Textbook pp. 456-457 “HR in Small Business”
GUIDELINES FOR WRITING A CASE STUDY ANALYSIS
A case study analysis requires you to investigate a business problem, examine the alternative solutions, and propose
the most effective solution using supporting evidence.
Preparing the Case
Before you begin writing, follow these guidelines to help you prepare and understand the case study:
Read (or view) and examine the case thoroughly
• Take notes, highlight relevant facts, underline key problems.
Focus your analysis
• Identify two to five key problems
• Why do they exist?
• How do they impact the organization?
• Who is responsible for them?
Uncover possible solutions
• Review course readings, discussions, outside research, your experience.
Select the best solution
• Consider strong supporting evidence, pros, and cons: is this solution realistic?
Drafting the Case
Once you have gathered the necessary information, a draft of your analysis should include these sections:
• Identify the key problems and issues in the case study.

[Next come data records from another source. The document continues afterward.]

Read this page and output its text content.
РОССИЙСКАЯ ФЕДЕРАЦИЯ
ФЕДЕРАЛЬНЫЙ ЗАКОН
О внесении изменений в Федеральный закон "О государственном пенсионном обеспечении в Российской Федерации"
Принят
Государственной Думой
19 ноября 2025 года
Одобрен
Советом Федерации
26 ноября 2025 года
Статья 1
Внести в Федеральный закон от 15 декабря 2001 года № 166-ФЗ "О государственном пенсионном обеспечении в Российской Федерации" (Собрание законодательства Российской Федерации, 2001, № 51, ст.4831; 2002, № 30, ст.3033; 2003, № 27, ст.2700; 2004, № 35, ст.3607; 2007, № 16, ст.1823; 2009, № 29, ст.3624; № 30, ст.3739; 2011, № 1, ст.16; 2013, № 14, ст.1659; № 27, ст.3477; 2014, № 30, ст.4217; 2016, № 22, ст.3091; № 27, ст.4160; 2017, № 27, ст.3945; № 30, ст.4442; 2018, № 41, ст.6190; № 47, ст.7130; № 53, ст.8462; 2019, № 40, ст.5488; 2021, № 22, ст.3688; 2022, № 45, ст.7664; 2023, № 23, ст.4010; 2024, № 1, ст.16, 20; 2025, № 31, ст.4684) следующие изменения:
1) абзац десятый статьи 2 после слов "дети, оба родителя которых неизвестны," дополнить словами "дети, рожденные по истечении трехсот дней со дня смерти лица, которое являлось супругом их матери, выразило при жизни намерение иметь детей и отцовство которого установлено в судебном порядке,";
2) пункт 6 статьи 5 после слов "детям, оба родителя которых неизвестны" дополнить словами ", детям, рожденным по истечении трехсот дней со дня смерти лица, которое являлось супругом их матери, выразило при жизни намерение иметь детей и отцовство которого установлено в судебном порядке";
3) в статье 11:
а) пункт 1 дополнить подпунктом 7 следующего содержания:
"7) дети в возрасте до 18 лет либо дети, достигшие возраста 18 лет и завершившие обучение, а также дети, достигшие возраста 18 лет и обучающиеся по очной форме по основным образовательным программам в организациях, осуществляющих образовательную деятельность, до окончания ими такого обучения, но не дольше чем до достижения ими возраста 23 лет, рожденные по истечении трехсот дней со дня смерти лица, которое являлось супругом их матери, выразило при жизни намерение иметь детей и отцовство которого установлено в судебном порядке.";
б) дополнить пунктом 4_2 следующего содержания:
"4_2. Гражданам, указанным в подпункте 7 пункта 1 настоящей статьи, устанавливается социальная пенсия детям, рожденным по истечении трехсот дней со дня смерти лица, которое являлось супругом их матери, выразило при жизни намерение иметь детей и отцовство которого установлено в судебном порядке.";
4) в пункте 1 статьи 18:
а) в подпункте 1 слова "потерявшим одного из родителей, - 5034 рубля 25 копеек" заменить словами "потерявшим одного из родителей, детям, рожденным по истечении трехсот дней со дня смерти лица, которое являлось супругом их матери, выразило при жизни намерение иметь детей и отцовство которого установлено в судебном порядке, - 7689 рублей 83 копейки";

• Formulate and include a thesis statement, summarizing the outcome of your analysis in 1–2
• Set the scene: background information, relevant facts, and the most important issues.
• Demonstrate that you have researched the problems in this case study.
• Outline possible alternatives (not necessarily all of them)
• Explain why alternatives were rejected
• Why are alternatives not possible at this time?
• Provide one specific and realistic solution
• Explain why this solution was chosen
• Support this solution with solid evidence
• Concepts from class (text readings, discussions, lectures)
• Outside research
• Personal experience (anecdotes)
• Determine and discuss specific strategies for accomplishing the proposed solution.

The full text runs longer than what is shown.